Conscious Unparenting, by Kim Kinzie and Dawn Michael, is to our contemporary culture of modern American Parenting what the only sober person in a bar is to a room full of drunks: sense. If, like Kim and Dawn (and me), you are a mother who has ever felt the daunting expectations that our society places on modern American mothers begin to form fissures in your mind, cracks in your sanity, defects in your character and short circuits in your sense of humor, then this book is for you. But if you are a mother whose mind, sanity, character and sense of humor are still intact and highly functioning post childbirth, you can, and maybe should, skip it. If you aren’t sure which of these categories you fall into, let me assure you that your uncertainty indicates a hole in your brain put there by your kids and that you are in the first category. Read on. You’ll feel better.
Humorously told in alternating narration by the two authors, Conscious Unparenting provides personal accounts of the many pitfalls and difficulties of modern-day mothering, specifically, those related to not meeting a frighteningly high expectation of what it means to be a good mother. Put more simply, this book has the balls to point out that America wants mothers to dedicate themselves so exclusively to their children, to make the lives of those children so insular and so devoid of the slightest difficulty, to stop doing anything that doesn’t revolve around the perceived need to create a perfect and painless childhood for these children, that some of us are cracking and have had to define a new set of standards for ourselves in order to survive.
This insightful and honest book is based on the observation that parenting in the 1970s was a much more laid-back – but not negligent – endeavor, and that contemporary mothers would be well-served to incorporate some of that laid-back attitude into our current incessant and anxious hovering around our offspring.
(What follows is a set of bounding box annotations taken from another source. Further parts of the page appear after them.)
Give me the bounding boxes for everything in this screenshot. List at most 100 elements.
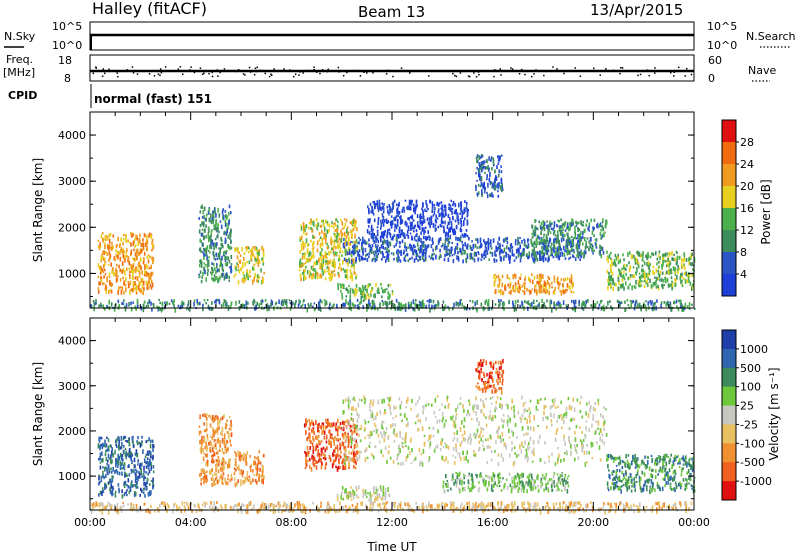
x-tick-label: 00:00 xyxy=(678,516,710,529)
freq-label: Freq. xyxy=(6,53,33,66)
nave-tick-low: 0 xyxy=(708,72,715,85)
colorbar-tick-label: 24 xyxy=(740,158,754,171)
colorbar-tick-label: 25 xyxy=(740,400,754,413)
nsky-label: N.Sky xyxy=(4,30,36,43)
power-panel: 1000 2000 3000 4000 Slant Range [km] xyxy=(31,111,696,313)
x-tick-label: 08:00 xyxy=(275,516,307,529)
power-colorbar-label: Power [dB] xyxy=(759,179,773,244)
freq-tick-low: 8 xyxy=(64,72,71,85)
time-axis: 00:00 04:00 08:00 12:00 16:00 20:00 00:00 xyxy=(74,112,710,529)
freq-strip: Freq. [MHz] 18 8 60 0 Nave xyxy=(3,53,776,85)
colorbar-swatch xyxy=(722,348,736,369)
x-tick-label: 16:00 xyxy=(477,516,509,529)
colorbar-tick-label: 1000 xyxy=(740,343,768,356)
colorbar-swatch xyxy=(722,405,736,425)
nsearch-tick-low: 10^0 xyxy=(707,39,737,52)
colorbar-swatch xyxy=(722,142,736,165)
colorbar-tick-label: -25 xyxy=(740,418,758,431)
colorbar-swatch xyxy=(722,330,736,350)
nsky-strip: N.Sky 10^5 10^0 10^5 10^0 N.Search xyxy=(4,20,796,52)
data-region xyxy=(336,485,391,503)
colorbar-swatch xyxy=(722,120,736,143)
data-region xyxy=(337,282,394,301)
nsky-tick-low: 10^0 xyxy=(52,39,82,52)
colorbar-swatch xyxy=(722,230,736,253)
y-tick-label: 4000 xyxy=(58,335,86,348)
data-region xyxy=(90,501,693,515)
colorbar-tick-label: -100 xyxy=(740,437,765,450)
data-region xyxy=(97,232,155,296)
freq-unit: [MHz] xyxy=(3,66,35,79)
colorbar-tick-label: 4 xyxy=(740,268,747,281)
y-tick-label: 3000 xyxy=(58,380,86,393)
colorbar-swatch xyxy=(722,208,736,231)
colorbar-tick-label: 8 xyxy=(740,246,747,259)
data-region xyxy=(475,358,505,395)
y-tick-label: 1000 xyxy=(58,470,86,483)
cpid-label: CPID xyxy=(8,89,37,102)
nsky-tick-high: 10^5 xyxy=(52,20,82,33)
colorbar-tick-label: 12 xyxy=(740,224,754,237)
colorbar-swatch xyxy=(722,424,736,444)
nave-label: Nave xyxy=(748,64,776,77)
colorbar-swatch xyxy=(722,367,736,388)
colorbar-tick-label: -1000 xyxy=(740,475,772,488)
power-ylabel: Slant Range [km] xyxy=(31,158,45,262)
data-region xyxy=(233,450,265,488)
y-tick-label: 2000 xyxy=(58,425,86,438)
velocity-ylabel: Slant Range [km] xyxy=(31,362,45,466)
data-region xyxy=(233,245,265,285)
x-axis-label: Time UT xyxy=(366,540,417,554)
velocity-colorbar: 1000 500 100 25 -25 -100 -500 -1000 Velocity [m… xyxy=(721,329,781,501)
colorbar-tick-label: 28 xyxy=(740,136,754,149)
freq-tick-high: 18 xyxy=(58,54,72,67)
station-title: Halley (fitACF) xyxy=(92,0,207,18)
colorbar-tick-label: 20 xyxy=(740,180,754,193)
date-title: 13/Apr/2015 xyxy=(590,1,683,19)
colorbar-tick-label: 100 xyxy=(740,381,761,394)
data-region xyxy=(198,204,233,284)
power-colorbar: 4 8 12 16 20 24 28 Power [dB] xyxy=(721,119,773,297)
data-region xyxy=(90,298,696,313)
data-region xyxy=(606,250,696,292)
y-tick-label: 4000 xyxy=(58,129,86,142)
x-tick-label: 00:00 xyxy=(74,516,106,529)
data-region xyxy=(97,435,155,499)
y-tick-label: 2000 xyxy=(58,221,86,234)
data-region xyxy=(606,453,696,495)
data-region xyxy=(366,199,469,241)
velocity-panel: 1000 2000 3000 4000 Slant Range [km] xyxy=(31,317,696,515)
velocity-colorbar-label: Velocity [m s⁻¹] xyxy=(767,367,781,460)
data-region xyxy=(530,218,608,260)
y-tick-label: 3000 xyxy=(58,175,86,188)
data-region xyxy=(493,273,575,296)
data-region xyxy=(298,218,359,282)
colorbar-swatch xyxy=(722,481,736,501)
x-tick-label: 20:00 xyxy=(577,516,609,529)
data-region xyxy=(198,413,233,487)
colorbar-tick-label: 500 xyxy=(740,362,761,375)
data-region xyxy=(341,395,608,468)
colorbar-swatch xyxy=(722,186,736,209)
colorbar-swatch xyxy=(722,164,736,187)
colorbar-swatch xyxy=(722,443,736,463)
data-region xyxy=(442,471,570,494)
colorbar-swatch xyxy=(722,252,736,275)
x-tick-label: 12:00 xyxy=(376,516,408,529)
nsearch-tick-high: 10^5 xyxy=(707,20,737,33)
data-region xyxy=(475,154,504,199)
colorbar-swatch xyxy=(722,274,736,297)
data-region xyxy=(342,236,583,265)
beam-title: Beam 13 xyxy=(358,3,425,21)
y-tick-label: 1000 xyxy=(58,267,86,280)
colorbar-tick-label: 16 xyxy=(740,202,754,215)
colorbar-tick-label: -500 xyxy=(740,456,765,469)
x-tick-label: 04:00 xyxy=(175,516,207,529)
colorbar-swatch xyxy=(722,462,736,482)
nave-tick-high: 60 xyxy=(708,54,722,67)
cpid-mode: normal (fast) 151 xyxy=(94,92,212,106)
nsearch-label: N.Search xyxy=(746,30,796,43)
data-region xyxy=(303,417,359,472)
colorbar-swatch xyxy=(722,386,736,407)
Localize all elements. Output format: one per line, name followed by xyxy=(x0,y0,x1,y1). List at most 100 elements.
The authors are products of 1970s parenting. So am I. We were all fine until we had children of our own and society told us loud and clear that we may no longer have a single adult interest, that we must never, ever expect our children to entertain themselves or figure anything out on their own, and that we must be completely available to them the second they want us for whatever they want from birth through age 18 at all hours of the day and night. And that despite having no sleep, time or interests of our own, we must be happy all the time, too. The authors say hell to the no about this nonsense, and so do I. They encourage us to go out and buy disco balls as a means of representing some of that laid back ‘70s attitude in our 21st century mother mania. Sounds good to me. They also suggest that we mothers do a much better job of supporting each other – in person, not online – while telling the truth about what we feel as mothers. The truth? As in that driving kids to all their activities every week feels like torture sometimes? Or that playing another game of Candyland or Pick-Up-Sticks might actually kill us? Or that we really miss taking a shower without being interrupted three times in 15 minutes? Sounds refreshing to me. About as refreshing as a glass of Tang on a hot summer day in 1978.